The A-Team (2010)


A-TeamGenre :

Bruyant foutoir.

Verdict :

Il fallait le faire : un actioner hollywoodien à gros budget dans lequel rien n’est à sauver. Ou si peu.

Pichte :

Hannibal, Barracuda, Futé et Looping se font piéger très fort par un loustic de la CIA après huit ans de service en tant que Meilleur Commando d’Unité d’Elite des Forces Spéciales des Marines du Monde Libre. Heureusement Hannibal a toujours des plans à la con plein les poches pour sortir le groupe de toutes les situations, même les plus ridicules. A l’issue d’un concours de cascades aériennes, de descentes en rappel et d’explosions pleines de bruits, le Monde Libre retrouvera son équilibre, la CIA dira qu’elle est toute désolée et qu’elle a pas fait exprès et la team Alpha sera prête à repartir pour de nouvelles aventures et de nouvelles explosions.

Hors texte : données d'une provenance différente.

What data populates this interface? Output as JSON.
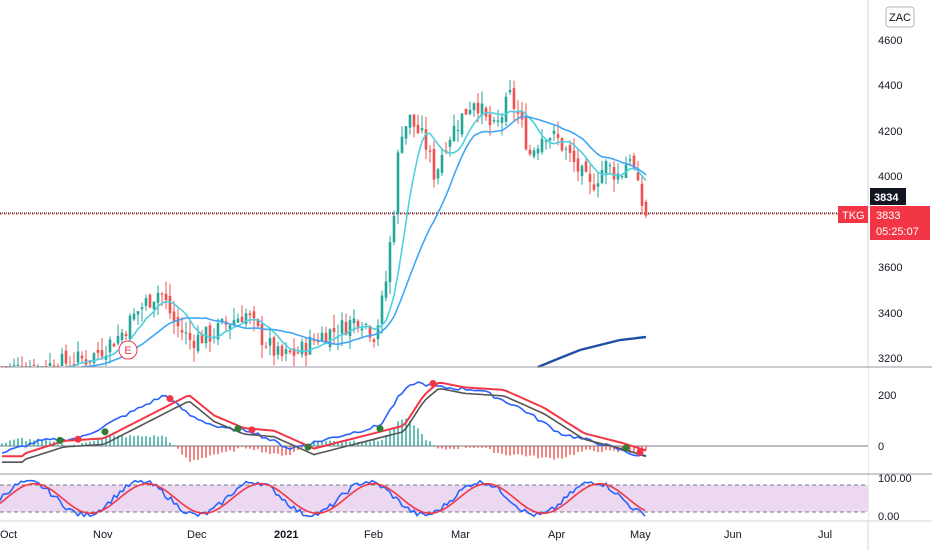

Ma (très) discutable opinion :

Comme beaucoup de gens l’ayant vue en étant assez jeunes, j’ai de sympathiques souvenirs de la série d’origine. Sans l’avoir suivie assidûment, je pense qu’elle avait un charme sympathique par un mélange d’action, de personnages iconoclastes, de violence et d’un air de ne jamais se prendre au sérieux. C’est le cocktail que l’on s’attend donc tout naturellement à rencontrer dans ce film, et l’on sent vraiment que quelque part au fond de son script se trouve bien l’intention de s’en rapprocher. Si seulement les bonnes intentions faisaient toujours les bons films…

A-TeamPar où commencer ? Peut-être par le matériau d’origine, le script, qui pouvait se contenter d’une heure d’exposition pour être emballé, et que l’on a étiré péniblement sur plus de deux heures. Et si l’on peut excuser la simplicité du scénario pour un film du genre attendu ici, il est impardonnable de ne pas y trouver le moindre soupçon d’intelligence dans l’écriture, de cohérence dans les événements ou de complicité établie avec le public. L’humour y a été confiné dans les grimaces de Murdock (Futé), et les one-liners tombent tous à plat. Tous.

Le casting de l’équipe n’est pas une réussite non plus. Si la présence de Liam Neeson fait plutôt honneur au personnage d’Hannibal, et si Sharlto Copley force une certaine sympathie dans le rôle de Murdock (Looping), je trouve que Bradley Cooper livre ici son personnage récurrent et n’a pas le charisme nécessaire pour incarner Face (Futé). Mais le pire reste tout de même Barracus (Barracuda), que Quinton Jackson va littéralement tourner en ridicule – bien loin du second degré qu’apportait Mister T. La moindre pub pour Snickers dans lesquels celui-ci reprenait son rôle d’origine montrait un Barracuda plus convaincant que l’intégralité du film dont nous parlons ici. Et coté personnages secondaires, nous avons droit à quelques caricatures surjoués (Pike et Lynch), avec la palme décerné au Capitaine / Lieutenant incarné par Jessica Biel, censé être “l’enjeu amoureux” de l’histoire, et qui incarnera ici le boulet du film.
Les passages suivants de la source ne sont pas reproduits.